In an article I read a few years ago by Nicholas Kristoff, the author argued
that what’s needed is a national approach to gun safety based on our very
successful efforts to make driving cars safer. And, at the face of things,
there is something to recommend that approach: by introducing more and more
safety features in automobiles (seat belts, air bags, etc.), we have managed to
lower the rate of deaths per 100 million vehicle miles by six-sevenths since
1946. That number would be amazing under any circumstances. But to note that we
reduced automobile fatalities by 85% without outlawing cars or making
them impossible to acquire or use is beyond amazing. Kristoff’s essay very
interesting and I recommend it to you all. (Click here to see
the updated version published on the Times’ website earlier this week.) But
it’s also a cosmetic solution—something worth exploring and putting into
action, but still an approach that wants to alleviate the symptoms because it
seems impossible to cure the disease. Doctors do this all the time, of course,
and who, if we are dealing with a terminally ill patient, would object to a
doctor focusing on the effort to make the symptoms of that patient’s disease
easier to bear? But—in medicine as in life—the first choice will always be to
cure the disease and not merely to alleviate the symptoms.

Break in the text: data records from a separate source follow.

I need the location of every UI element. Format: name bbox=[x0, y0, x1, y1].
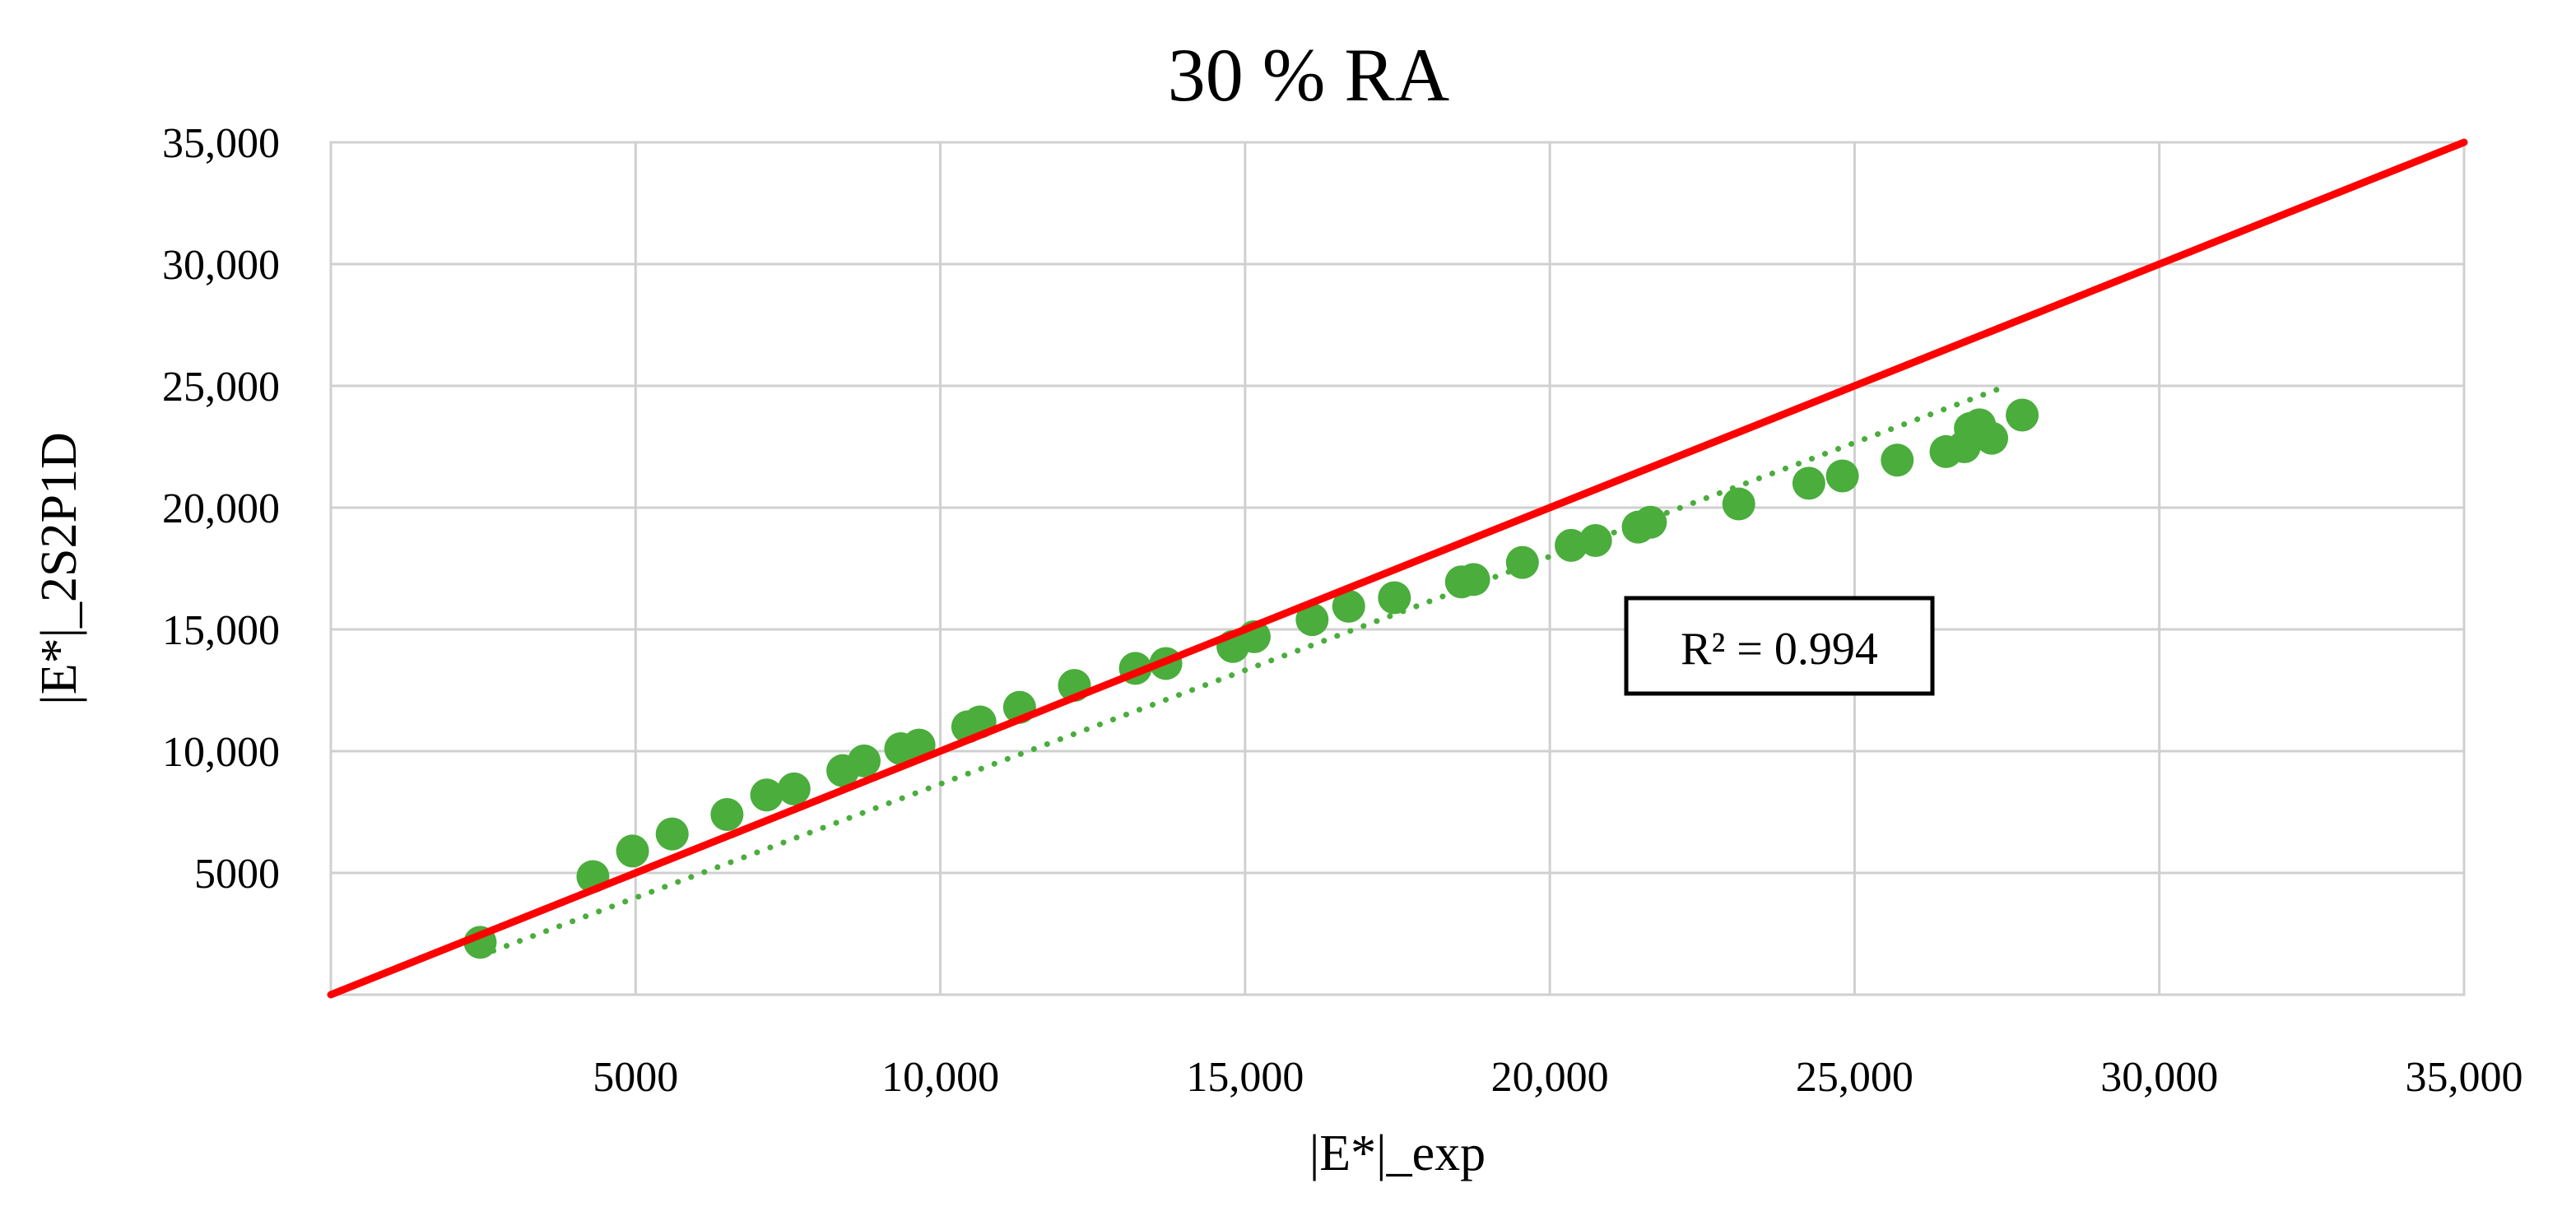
data-point bbox=[1634, 505, 1667, 539]
data-point bbox=[1457, 563, 1490, 596]
x-tick-label: 20,000 bbox=[1491, 1054, 1609, 1101]
x-tick-label: 25,000 bbox=[1796, 1054, 1913, 1101]
x-axis-label: |E*|_exp bbox=[1309, 1125, 1486, 1181]
y-tick-label: 10,000 bbox=[162, 729, 280, 776]
r-squared-box bbox=[1624, 596, 1935, 696]
chart-title: 30 % RA bbox=[1168, 33, 1449, 117]
y-tick-label: 20,000 bbox=[162, 485, 280, 532]
x-tick-label: 15,000 bbox=[1186, 1054, 1304, 1101]
data-series bbox=[327, 138, 2468, 999]
data-point bbox=[1378, 581, 1411, 615]
data-point bbox=[1825, 459, 1859, 493]
x-tick-label: 30,000 bbox=[2100, 1054, 2218, 1101]
data-point bbox=[1579, 523, 1612, 557]
data-point bbox=[1792, 466, 1825, 500]
data-point bbox=[710, 797, 744, 831]
data-point bbox=[1881, 443, 1914, 477]
y-tick-label: 30,000 bbox=[162, 242, 280, 289]
x-tick-label: 5000 bbox=[593, 1054, 678, 1101]
y-tick-label: 25,000 bbox=[162, 364, 280, 411]
axis-tick-labels: 5000 10,000 15,000 20,000 25,000 30,000 35,000… bbox=[162, 120, 2523, 1101]
y-tick-label: 15,000 bbox=[162, 607, 280, 654]
data-point bbox=[750, 778, 783, 812]
equality-line bbox=[327, 138, 2468, 999]
r-squared-annotation: R² = 0.994 bbox=[1624, 596, 1935, 696]
data-point bbox=[1505, 545, 1539, 579]
data-point bbox=[1295, 603, 1329, 637]
y-tick-label: 5000 bbox=[194, 851, 280, 898]
trendline bbox=[477, 383, 2011, 959]
data-point bbox=[2006, 398, 2039, 432]
data-point bbox=[848, 744, 881, 777]
data-point bbox=[1722, 487, 1755, 521]
data-point bbox=[1332, 589, 1365, 623]
data-point bbox=[655, 817, 689, 851]
r-squared-label: R² = 0.994 bbox=[1681, 624, 1878, 675]
data-point bbox=[777, 772, 811, 805]
plot-area-border bbox=[329, 141, 2466, 996]
y-axis-label: |E*|_2S2P1D bbox=[31, 432, 87, 704]
data-point bbox=[1975, 421, 2009, 455]
x-tick-label: 10,000 bbox=[881, 1054, 999, 1101]
y-tick-label: 35,000 bbox=[162, 120, 280, 167]
data-point bbox=[1555, 528, 1588, 562]
x-tick-label: 35,000 bbox=[2406, 1054, 2523, 1101]
data-point bbox=[616, 834, 649, 868]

So what would that mean on a
national level for our stricken country as the blood of murdered innocents yet
again seeps into our American soil? That is the question I think American
should be asking themselves today.
The ultimate answer, who knows?
But I don’t think there is no point in trying to think this through—and
specifically not with reference to making guns safer and harder to
steal. (Those would be too good things. But neither speaks to the real
issue at hand.) Instead, we need to repair our cavalier American approach to
the value of human life…and then seriously discuss the price we are prepared to
pay to live lives in sync with that approach. In our cultural milieu, being
“pro-life” means being opposed to abortion either entirely or mostly. (I’ll
write about that some other time.) But what if we were somehow to nudge society
along to the point at which the inviolate sanctity of human life was paramount
in the minds of all as the bedrock foundation upon which the national ethos
rests, and not just as a handy slogan to push one specific approach to one
specific issue? What if it were to become natural and normal to do everything
conceivable—with no exceptions at all—to safeguard the lives of the children in
our schools? Or if it started to go without saying that the willful taking of
another person’s life was never, and not under any circumstances, to be explained
away with reference to the circumstances of the murder or the mindset of the
murderer, but instead was considered, as an offense against the living and against
God? What if we taught our children truly to believe that human life is of
inestimable value—by which I mean that its value cannot be calculated in terms
of money—and then enacted legislation based on that assumption? What if the
notion that you can effectively express political or personal rage by buying an
automatic weapon and then discharging it in a public place were to be so
totally anathemized that only the truly deranged—and not the merely angry or disgruntled—would
even consider expressing themselves in such a way? If we as a society were to
find the courage to answer all or even just some of these questions, we’d be on
our way to restoring the secure decency of our lives in this place.
There is no way to make the world
totally and absolutely safe. But there are nations where the chances of being
killed by a violent maniac holding a loaded gun are basically infinitesimal
when compared to our own nation. It can, therefore, be done. And, that being
the case, the only real question is whether we have the national will to do it.